Waar het gaat om de beoordeling van wat in het algemeen belang is en de keus van de middelen om dit belang te dienen, komt de wetgever een "wide margin of appreciation" toe [..]. Dat het gestelde doel ook met een lichter middel kan worden bereikt, is op zichzelf niet voldoende om te concluderen dat de inbreuk ongerechtvaardigd is [..]. Wel kan de aanwezigheid van alternatieven worden meegewogen bij de proportionaliteitstoets [..]."
2.15. Bij brief van (onder meer) 9 juli 2002 heeft de (toenmalige) raadsman van eisers de Staat aansprakelijk gesteld.
2.16. Eisers hebben bestuursrechtelijke rechtsmiddelen aangewend tegen de beslissing dat zij niet in aanmerking komen voor extra varkensrechten op basis van categorie 4 van het Bhv. Dit heeft uiteindelijk geresulteerd in een uitspraak van 19 juli 2005 van het College van Beroep voor het bedrijfsleven (CBb). Het CBb heeft, kort samengevat, de beslissing om aan eisers geen extra varkensrechten toe te kennen op basis van hardheidscategorie 4 in stand gelaten. Daartoe heeft het CBb onder meer het volgende overwogen:
"5.5. [..] Naar het oordeel van het College heeft verweerder zich terecht op het standpunt gesteld dat de met de deelneming aan de stichting "Wij zijn het zat" samenhangende reden van de te late indiening van de aangifte overschotheffing 1996 behoort tot de risicosfeer van appelante. [..]"
2.17. De Whv en het Bhv zijn na hun inwerkingtreding diverse malen gewijzigd. Per 1 januari 2006 zijn de Whv en het Bhv komen te vervallen.
3. Het geschil
3.1. Eisers vorderen - zakelijk weergegeven - bij vonnis uitvoerbaar bij voorraad:
a. te verklaren voor recht dat de Staat jegens hen onrechtmatig heeft gehandeld door de Whv en de daarop gebaseerde regelgeving uit te vaardigen, toe te passen en te handhaven en de Staat uit dien hoofde te veroordelen tot betaling aan eisers van een bedrag van € 63.801,--, te vermeerderen met de wettelijke rente;
b. de Staat te veroordelen tot betaling aan eisers van de door hen gemaakte kosten van buitengerechtelijke rechtsbijstand, ter hoogte van twee punten van het toepasselijke liquidatietarief, althans een in redelijkheid vast te stellen bedrag, te vermeerderen met de wettelijke rente;
c. de Staat te veroordelen in de proceskosten, bij niet tijdige betaling te vermeerderen met nakosten en de wettelijke rente.
3.2. Eisers hebben aan hun vorderingen - verkort en zakelijk weergeven - het volgende ten grondslag gelegd.

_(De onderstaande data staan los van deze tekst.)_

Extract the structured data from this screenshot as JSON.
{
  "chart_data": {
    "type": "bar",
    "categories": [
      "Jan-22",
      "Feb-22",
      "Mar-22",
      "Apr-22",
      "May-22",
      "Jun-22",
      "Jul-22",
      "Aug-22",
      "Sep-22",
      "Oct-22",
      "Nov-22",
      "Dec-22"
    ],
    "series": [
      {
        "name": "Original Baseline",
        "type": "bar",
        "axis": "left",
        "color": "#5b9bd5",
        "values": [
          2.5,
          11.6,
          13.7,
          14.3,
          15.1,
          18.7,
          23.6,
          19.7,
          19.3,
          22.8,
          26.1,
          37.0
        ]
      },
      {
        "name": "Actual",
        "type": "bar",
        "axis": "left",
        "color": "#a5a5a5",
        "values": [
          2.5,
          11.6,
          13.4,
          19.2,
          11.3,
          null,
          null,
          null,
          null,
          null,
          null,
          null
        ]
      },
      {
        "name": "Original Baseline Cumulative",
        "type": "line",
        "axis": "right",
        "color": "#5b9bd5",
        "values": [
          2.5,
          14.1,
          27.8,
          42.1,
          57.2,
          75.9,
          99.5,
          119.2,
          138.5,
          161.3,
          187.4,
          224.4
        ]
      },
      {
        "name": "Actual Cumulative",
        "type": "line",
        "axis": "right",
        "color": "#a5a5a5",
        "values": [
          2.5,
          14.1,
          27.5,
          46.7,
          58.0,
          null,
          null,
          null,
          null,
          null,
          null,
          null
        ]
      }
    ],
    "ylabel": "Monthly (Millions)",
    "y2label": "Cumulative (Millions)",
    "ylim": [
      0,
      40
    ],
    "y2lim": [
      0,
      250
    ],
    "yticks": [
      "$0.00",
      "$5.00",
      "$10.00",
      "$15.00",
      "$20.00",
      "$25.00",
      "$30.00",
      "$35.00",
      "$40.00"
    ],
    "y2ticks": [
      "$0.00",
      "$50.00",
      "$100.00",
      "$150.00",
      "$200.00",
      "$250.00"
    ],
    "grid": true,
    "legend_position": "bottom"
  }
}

In het geval van eisers is er géén sprake van een "fair balance" als bedoeld in het hiervoor aangehaalde arrest van 16 november 2001. Door de invoering van de Whv is aan eisers de mogelijkheid ontnomen om de door hen gebouwde nieuwe stal te gebruiken voor het houden van vleesvarkens. In plaats van de 290 varkens die zij op grond van de milieuvergunning mochten houden, kunnen eisers thans slechts 132 varkens houden. Daarnaast is de onder 2.11 genoemde investering van ƒ 74.990,50 in GVNEK-rechten nutteloos geworden door de systematiek van de Whv.
3.3. De Staat heeft gemotiveerd verweer gevoerd. Op de stellingen van partijen wordt hierna, voor zover van belang, nader ingegaan.
4.1. De Staat heeft allereerst een beroep gedaan op de formele rechtskracht van een (in dit geding niet overgelegde) beslissing op bezwaar van 20 augustus 2004, die ter discussie stond in de procedure die heeft geleid tot de onder 2.16 aangehaalde uitspraak van 19 juli 2005 van het CBb.
4.2. Met eisers is de rechtbank van oordeel dat de aan deze beslissing op bezwaar toekomende formele rechtskracht uitsluitend meebrengt dat de civiele rechter ervan moet uitgaan dat aan eisers terecht géén extra varkensrechten zijn toegekend op basis van hardheidscategorie 4 van het Bhv. Daarmee is echter nog geen antwoord gegeven op de vraag of de Staat het recht van eisers op ongestoord genot van hun eigendom als gewaarborgd in artikel 1 lid 1 eerste volzin van het Eerste Protocol bij het EVRM, heeft geschonden.
4.3. Tussen partijen is in geschil of de invoering van de Whv voor eisers heeft geleid tot een "individual and excessive burden" als bedoeld in het arrest van de Hoge Raad van 16 november 2001, die een schending van voormelde verdragsbepaling zou betekenen. Eisers hebben in dit verband in wezen een beroep gedaan op de volgende twee omstandigheden:
a. dat zij de onder 2.11 genoemde GVNEK-rechten hebben gekocht, die benut hadden kunnen worden voor het houden van rundvee, waardoor grondgebonden mestproductierechten vrij zouden zijn gekomen voor het houden van varkens;
b. dat zij een nieuwe stal zouden hebben gebouwd.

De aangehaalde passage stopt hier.